Differential privacy was invented to tackle that precise problem. The algorithm, which potentially protects people from online attacks, is designed to deliberately add noise to the numbers. It's based on a popular surveying technique called "randomized response" where people are asked if they engaged in any illegal activities. Dwork gives an example of a surveyor who calls to find out whether an individual cheated on an exam. But before responding, the person is asked to flip a coin. If it's heads, the response should be honest but the outcome of the coin shouldn't be shared. If the coin comes up tails, the person needs to flip a second coin; if that one is heads, the response should be "yes." If the second is tails, it's "no."

The research technique doesn't let the surveyor know if the answer was truthful or simply a random outcome based on the coins. "There's a statistical hint," says Dwork. "But you can't tell for sure if the truth was a yes or a no. Statisticians know how to reverse engineer these noisey numbers and pull out the approximate of how many people were cheating."​ The same applies to datasets, where the yeses or trends can be understood. With more people in a study or a dataset, the proportional errors shrink dramatically. The errors don't disappear entirely, but the technique provides an approximation that's rooted in mathematical evidence.

That kind of statistical validation makes the technique well-suited for technology companies that rely heavily on data analysis. But its adoption has been slow until now. Dwork believes that one of the reasons for the sluggishness is that privacy hasn't always been a priority for people who work with very large sets of personal data. "The risks to privacy were less well understood than they are now," she says. "Also I think people who were used to working with data, like medical surveys, etc. ... were used to looking at raw data. In differential privacy nobody actually looks at raw data. There is an interface that sits between the data analyst and the raw data and it ensures that privacy is maintained. People who have a certain training that taught them how to analyze data didn't necessarily know how to work with this new model."

A quote from Aaron Roth at WWDC this week

The technique, and the required expertise, is still a work in progress. Apple's announcement to adopt it as a tool for machine learning and gathering statistics takes it from theory to practice. But Apple isn't the first to have that idea. Google has already been using it for its RAPPOR (Randomized Aggregatable Privacy-Preserving Ordinal Response) project for the last couple of years. It allows the company to find out which websites are most popular with people when they launch the Chrome browser. "What they do, very roughly speaking, is get a report from the individual browser that has already had differential privacy rolled into it," says Dwork. "It gives a statistical hint about where people are going without actually revealing for sure who is going where."

Beyond privacy, the flexibility of the technique makes it desirable. It goes from scientific research to technology companies.
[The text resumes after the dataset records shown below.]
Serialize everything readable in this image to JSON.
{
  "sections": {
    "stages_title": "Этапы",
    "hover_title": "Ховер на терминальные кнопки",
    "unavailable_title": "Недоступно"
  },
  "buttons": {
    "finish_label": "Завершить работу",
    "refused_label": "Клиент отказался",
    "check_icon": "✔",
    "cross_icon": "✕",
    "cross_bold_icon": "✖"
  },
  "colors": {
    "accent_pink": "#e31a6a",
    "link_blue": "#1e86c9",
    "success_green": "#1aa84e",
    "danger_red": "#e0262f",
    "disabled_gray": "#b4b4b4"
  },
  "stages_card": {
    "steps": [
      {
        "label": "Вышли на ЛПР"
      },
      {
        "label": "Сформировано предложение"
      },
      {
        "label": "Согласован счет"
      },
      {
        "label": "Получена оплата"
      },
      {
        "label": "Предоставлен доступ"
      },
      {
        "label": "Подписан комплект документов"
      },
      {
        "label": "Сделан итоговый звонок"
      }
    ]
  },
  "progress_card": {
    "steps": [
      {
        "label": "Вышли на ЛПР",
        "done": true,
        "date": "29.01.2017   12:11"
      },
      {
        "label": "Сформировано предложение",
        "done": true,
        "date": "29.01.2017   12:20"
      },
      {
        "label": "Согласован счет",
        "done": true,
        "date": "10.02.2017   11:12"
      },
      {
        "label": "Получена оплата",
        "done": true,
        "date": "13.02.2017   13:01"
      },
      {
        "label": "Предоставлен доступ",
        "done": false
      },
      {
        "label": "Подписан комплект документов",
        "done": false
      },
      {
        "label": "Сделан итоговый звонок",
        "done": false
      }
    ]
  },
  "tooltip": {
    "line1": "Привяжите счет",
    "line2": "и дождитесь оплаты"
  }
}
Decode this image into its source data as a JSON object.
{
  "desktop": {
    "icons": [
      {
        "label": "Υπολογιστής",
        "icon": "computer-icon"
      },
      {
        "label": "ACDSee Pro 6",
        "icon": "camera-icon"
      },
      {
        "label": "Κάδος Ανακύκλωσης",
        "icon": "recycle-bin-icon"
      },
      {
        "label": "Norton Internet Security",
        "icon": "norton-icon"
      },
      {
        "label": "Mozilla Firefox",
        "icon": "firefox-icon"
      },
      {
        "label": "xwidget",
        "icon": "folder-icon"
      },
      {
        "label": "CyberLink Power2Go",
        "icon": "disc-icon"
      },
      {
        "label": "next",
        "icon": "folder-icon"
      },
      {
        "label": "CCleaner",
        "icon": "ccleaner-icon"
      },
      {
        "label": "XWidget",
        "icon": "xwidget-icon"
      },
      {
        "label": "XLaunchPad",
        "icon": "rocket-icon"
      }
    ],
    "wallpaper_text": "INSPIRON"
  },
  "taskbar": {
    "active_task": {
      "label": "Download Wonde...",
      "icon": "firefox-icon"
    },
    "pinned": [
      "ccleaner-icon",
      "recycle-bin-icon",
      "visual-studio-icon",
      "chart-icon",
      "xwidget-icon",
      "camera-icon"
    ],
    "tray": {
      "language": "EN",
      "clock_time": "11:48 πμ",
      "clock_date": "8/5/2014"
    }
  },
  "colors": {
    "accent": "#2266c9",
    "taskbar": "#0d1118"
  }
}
But perhaps the biggest selling point of the algorithm is that it's good at its job. "You don't actually want something that is good at predicting what people have bought historically," says Roth in a paper. "You want something that predicts what they are going buy tomorrow."

Despite its computational power, differential privacy has similar limitations to other privacy-preserving methods. "Within the [tech landscape], the challenges revolve around the trade off between what can be done and accepting the fundamental truth that 'overly accurate estimates of too many statistics is non-private'," says Dwork. "I think if you're interested in privacy, sometimes restraint might be the right approach."